What am I supposed to do? I have been watching for bubbles all day and there were only little tiny microscopic ones every now and then.
Am I supposed to change his site every day and if I get a bad one then I change it again. So 3 new sites in 2 days?
Is this the better alternative to long acting insulin?
2, 20, 2, 20 bounce bounce bounce. This is so awful for Payton. He is healthier on needles.
Hospital used to get back to me right after I faxed in the numbers, now they wait 2 days to call and then ask for updated numbers because the numbers I faxed in are old.
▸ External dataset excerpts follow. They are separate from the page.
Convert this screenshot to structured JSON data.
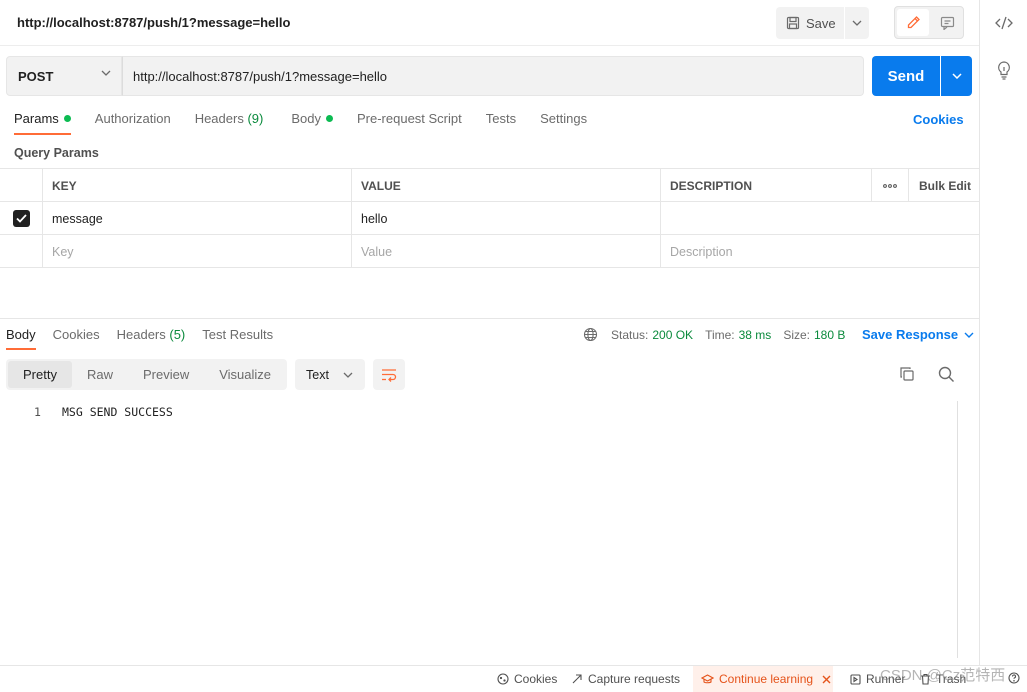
{
  "request": {
    "title": "http://localhost:8787/push/1?message=hello",
    "method": "POST",
    "url": "http://localhost:8787/push/1?message=hello",
    "save_label": "Save",
    "send_label": "Send"
  },
  "request_tabs": {
    "params": "Params",
    "authorization": "Authorization",
    "headers": "Headers",
    "headers_count": "(9)",
    "body": "Body",
    "pre_request": "Pre-request Script",
    "tests": "Tests",
    "settings": "Settings",
    "cookies": "Cookies"
  },
  "query_params": {
    "label": "Query Params",
    "headers": {
      "key": "KEY",
      "value": "VALUE",
      "description": "DESCRIPTION",
      "bulk_edit": "Bulk Edit"
    },
    "rows": [
      {
        "checked": true,
        "key": "message",
        "value": "hello",
        "description": ""
      }
    ],
    "placeholders": {
      "key": "Key",
      "value": "Value",
      "description": "Description"
    }
  },
  "response": {
    "tabs": {
      "body": "Body",
      "cookies": "Cookies",
      "headers": "Headers",
      "headers_count": "(5)",
      "test_results": "Test Results"
    },
    "status_label": "Status:",
    "status_value": "200 OK",
    "time_label": "Time:",
    "time_value": "38 ms",
    "size_label": "Size:",
    "size_value": "180 B",
    "save_response": "Save Response",
    "views": {
      "pretty": "Pretty",
      "raw": "Raw",
      "preview": "Preview",
      "visualize": "Visualize"
    },
    "format": "Text",
    "lines": [
      {
        "no": "1",
        "text": "MSG SEND SUCCESS"
      }
    ]
  },
  "statusbar": {
    "cookies": "Cookies",
    "capture": "Capture requests",
    "learning": "Continue learning",
    "runner": "Runner",
    "trash": "Trash"
  },
  "watermark": "CSDN @Cz范特西",
  "colors": {
    "accent": "#ff6c37",
    "primary": "#097bed",
    "success": "#0cbb52"
  }
}
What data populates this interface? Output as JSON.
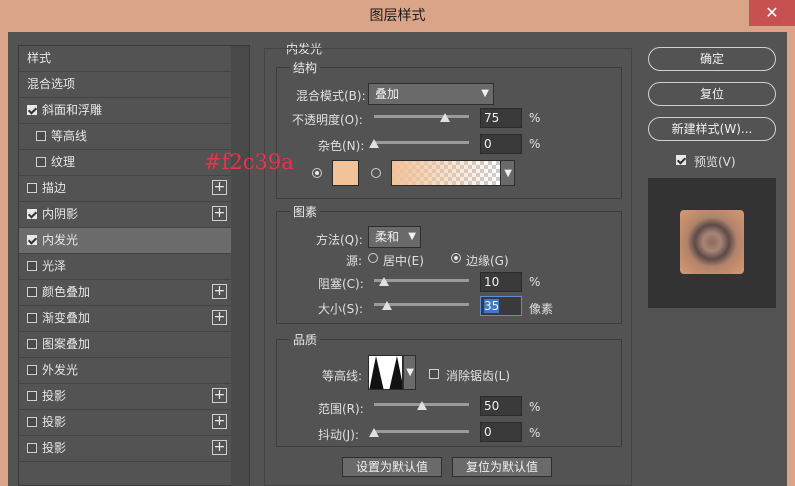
{
  "window": {
    "title": "图层样式",
    "close_glyph": "✕"
  },
  "sidebar": {
    "items": [
      {
        "label": "样式",
        "checkbox": false,
        "checked": false,
        "plus": false,
        "sub": false,
        "active": false
      },
      {
        "label": "混合选项",
        "checkbox": false,
        "checked": false,
        "plus": false,
        "sub": false,
        "active": false
      },
      {
        "label": "斜面和浮雕",
        "checkbox": true,
        "checked": true,
        "plus": false,
        "sub": false,
        "active": false
      },
      {
        "label": "等高线",
        "checkbox": true,
        "checked": false,
        "plus": false,
        "sub": true,
        "active": false
      },
      {
        "label": "纹理",
        "checkbox": true,
        "checked": false,
        "plus": false,
        "sub": true,
        "active": false
      },
      {
        "label": "描边",
        "checkbox": true,
        "checked": false,
        "plus": true,
        "sub": false,
        "active": false
      },
      {
        "label": "内阴影",
        "checkbox": true,
        "checked": true,
        "plus": true,
        "sub": false,
        "active": false
      },
      {
        "label": "内发光",
        "checkbox": true,
        "checked": true,
        "plus": false,
        "sub": false,
        "active": true
      },
      {
        "label": "光泽",
        "checkbox": true,
        "checked": false,
        "plus": false,
        "sub": false,
        "active": false
      },
      {
        "label": "颜色叠加",
        "checkbox": true,
        "checked": false,
        "plus": true,
        "sub": false,
        "active": false
      },
      {
        "label": "渐变叠加",
        "checkbox": true,
        "checked": false,
        "plus": true,
        "sub": false,
        "active": false
      },
      {
        "label": "图案叠加",
        "checkbox": true,
        "checked": false,
        "plus": false,
        "sub": false,
        "active": false
      },
      {
        "label": "外发光",
        "checkbox": true,
        "checked": false,
        "plus": false,
        "sub": false,
        "active": false
      },
      {
        "label": "投影",
        "checkbox": true,
        "checked": false,
        "plus": true,
        "sub": false,
        "active": false
      },
      {
        "label": "投影",
        "checkbox": true,
        "checked": false,
        "plus": true,
        "sub": false,
        "active": false
      },
      {
        "label": "投影",
        "checkbox": true,
        "checked": false,
        "plus": true,
        "sub": false,
        "active": false
      }
    ]
  },
  "panel": {
    "title": "内发光",
    "structure": {
      "title": "结构",
      "blend_mode_label": "混合模式(B):",
      "blend_mode_value": "叠加",
      "opacity_label": "不透明度(O):",
      "opacity_value": "75",
      "opacity_fraction": 0.75,
      "noise_label": "杂色(N):",
      "noise_value": "0",
      "noise_fraction": 0,
      "percent": "%"
    },
    "elements": {
      "title": "图素",
      "method_label": "方法(Q):",
      "method_value": "柔和",
      "source_label": "源:",
      "source_center": "居中(E)",
      "source_edge": "边缘(G)",
      "choke_label": "阻塞(C):",
      "choke_value": "10",
      "choke_fraction": 0.1,
      "size_label": "大小(S):",
      "size_value": "35",
      "size_unit": "像素",
      "size_fraction": 0.14
    },
    "quality": {
      "title": "品质",
      "contour_label": "等高线:",
      "antialias_label": "消除锯齿(L)",
      "range_label": "范围(R):",
      "range_value": "50",
      "range_fraction": 0.5,
      "jitter_label": "抖动(J):",
      "jitter_value": "0",
      "jitter_fraction": 0
    },
    "make_default": "设置为默认值",
    "reset_default": "复位为默认值"
  },
  "annotation": "#f2c39a",
  "colors": {
    "glow": "#f2c39a",
    "accent": "#d9a487"
  },
  "buttons": {
    "ok": "确定",
    "reset": "复位",
    "new_style": "新建样式(W)...",
    "preview": "预览(V)"
  }
}
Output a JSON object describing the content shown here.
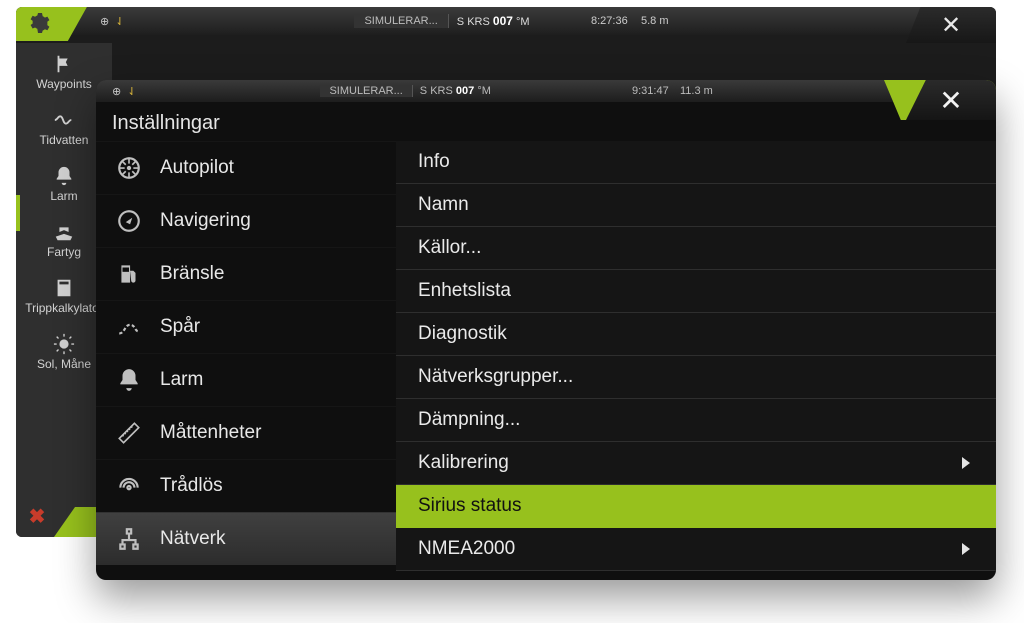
{
  "bg": {
    "simulate": "SIMULERAR...",
    "krs_prefix": "S",
    "krs_label": "KRS",
    "krs_value": "007",
    "krs_unit": "°M",
    "time": "8:27:36",
    "depth": "5.8 m",
    "close": "✕",
    "rail": [
      {
        "label": "Waypoints"
      },
      {
        "label": "Tidvatten"
      },
      {
        "label": "Larm"
      },
      {
        "label": "Fartyg"
      },
      {
        "label": "Trippkalkylator"
      },
      {
        "label": "Sol, Måne"
      }
    ]
  },
  "fg": {
    "simulate": "SIMULERAR...",
    "krs_prefix": "S",
    "krs_label": "KRS",
    "krs_value": "007",
    "krs_unit": "°M",
    "time": "9:31:47",
    "depth": "11.3 m",
    "close": "✕",
    "title": "Inställningar",
    "categories": [
      {
        "label": "Autopilot"
      },
      {
        "label": "Navigering"
      },
      {
        "label": "Bränsle"
      },
      {
        "label": "Spår"
      },
      {
        "label": "Larm"
      },
      {
        "label": "Måttenheter"
      },
      {
        "label": "Trådlös"
      },
      {
        "label": "Nätverk"
      }
    ],
    "options": [
      {
        "label": "Info",
        "arrow": false
      },
      {
        "label": "Namn",
        "arrow": false
      },
      {
        "label": "Källor...",
        "arrow": false
      },
      {
        "label": "Enhetslista",
        "arrow": false
      },
      {
        "label": "Diagnostik",
        "arrow": false
      },
      {
        "label": "Nätverksgrupper...",
        "arrow": false
      },
      {
        "label": "Dämpning...",
        "arrow": false
      },
      {
        "label": "Kalibrering",
        "arrow": true
      },
      {
        "label": "Sirius status",
        "arrow": false,
        "highlight": true
      },
      {
        "label": "NMEA2000",
        "arrow": true
      }
    ]
  }
}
Then when they get the numbers they try to fit him into some kind of mold. Like his basals and boluses should be a certain percentage of each other.
I can’t help it if his basals are too low compared to the TDD. He is constantly jumping. ALL DAY. If he watches TV he jumps the whole time. When he is in swimming lessons he jumps in the water the whole time. Surely a perpetual motion machine would have lower basals than everyone else in the world. The hospital probably thinks I am not listening to them so they have lost interest in helping me. I haven’t talked to the hospital since 01/01/2011.
Besides, they have a new batch of pumpers to look after. Husband’s checked out recently. Too much stress while he works and goes to school.
Sigh. I feel defeated.
I just went and poked him again. 16 (288). At least he is coming down.
When does the pump work? This sites have to last longer. How do you do that?